Die Geschichte des Tschernobyl-Kreises in Berghausen

Als am 26. April 1986 der Block IV des Kernkraftwerkes in Tschernobyl in der Ukraine außer Kontrolle geriet, nahm eine der schlimmsten von Menschenhand verursachte Katastrophe ihren Anfang.

Wolken mit hochaktiven Radioisotopen regneten hauptsächlich über der Republik Weißrussland ab. Schließlich  waren die radioaktiven Stoffe aus dem Reaktor in der gesamten Welt nachweisbar. Noch viele Jahre nach dem Unfall wird die Zahl der zu erwartenden Opfer durch Spätfolgen weiter zunehmen: Als schwächstes Glied sind hier die Kinder die am meisten Betroffenen. 

Vitaminreiche Kost und viel frische Luft tragen dazu bei, dass sich das durch den ständigen Kontakt mit Radioaktivität extrem belastete Immunsystem erholen kann. Die Welle der Hilfsbereitschaft wird durch die Anwesenheit der Kinder gesteigert. Die Verbindungen und Patenschaften, welche sich ergeben, sind wichtig für die Psyche der Kinder und stärken wiederum auch auf diese Weise das Immunsystem.

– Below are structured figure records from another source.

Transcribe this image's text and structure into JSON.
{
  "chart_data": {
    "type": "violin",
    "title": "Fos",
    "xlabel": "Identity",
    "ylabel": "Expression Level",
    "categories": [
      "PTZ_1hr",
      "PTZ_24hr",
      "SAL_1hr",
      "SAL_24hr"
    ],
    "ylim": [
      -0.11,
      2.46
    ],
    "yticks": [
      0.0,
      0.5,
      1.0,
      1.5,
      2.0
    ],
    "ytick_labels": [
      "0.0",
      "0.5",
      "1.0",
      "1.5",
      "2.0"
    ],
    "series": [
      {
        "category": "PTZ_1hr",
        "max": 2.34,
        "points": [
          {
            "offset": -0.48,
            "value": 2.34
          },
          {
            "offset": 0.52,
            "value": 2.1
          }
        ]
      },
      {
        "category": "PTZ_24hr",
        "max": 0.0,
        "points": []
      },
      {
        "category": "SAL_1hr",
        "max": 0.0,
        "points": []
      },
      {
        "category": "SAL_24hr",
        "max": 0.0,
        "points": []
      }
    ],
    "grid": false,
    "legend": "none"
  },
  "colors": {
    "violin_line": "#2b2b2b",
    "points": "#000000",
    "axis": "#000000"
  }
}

Somit haben sich die Genesungsaufenthalte der Kinder als eine der wirksamsten Formen der Hilfe für das leidgeprüfte Weißrussland erwiesen.

Günstige Prognosen

Die Kinder bzw. deren Eltern stammen größtenteils aus Regionen, die großen Strahlenbelastungen ausgesetzt waren und noch sind. Umsiedlungsaktionen waren nur teilweise durchgeführt worden. Jedoch kehrten viele Menschen in ihr ursprüngliches Heimatdorf wieder zurück. Mehrmals waren schon Voll-und Halbweisen aus Internaten bei uns. Der Ferienaufenthalt soll helfen, das Immunsystem der Kinder  zu stabilisieren. Die Selbstheilkräfte der Kinder sollen aktiviert und gestärkt werden. Die Prognose für die weitere gesundheitliche Entwicklung ist dadurch günstig. Wir bekommen berichtet, dass die Kinder nach einem Ferienaufenthalt weitaus weniger erkranken.

Über die Kinder werden auch Kontakte zu Eltern und Bekannten geknüpft. Neben dem caritativen Charakter zeigt hier unsere Aktion weitere Dimensionen in Hinblick auf Völkerverständigung auf.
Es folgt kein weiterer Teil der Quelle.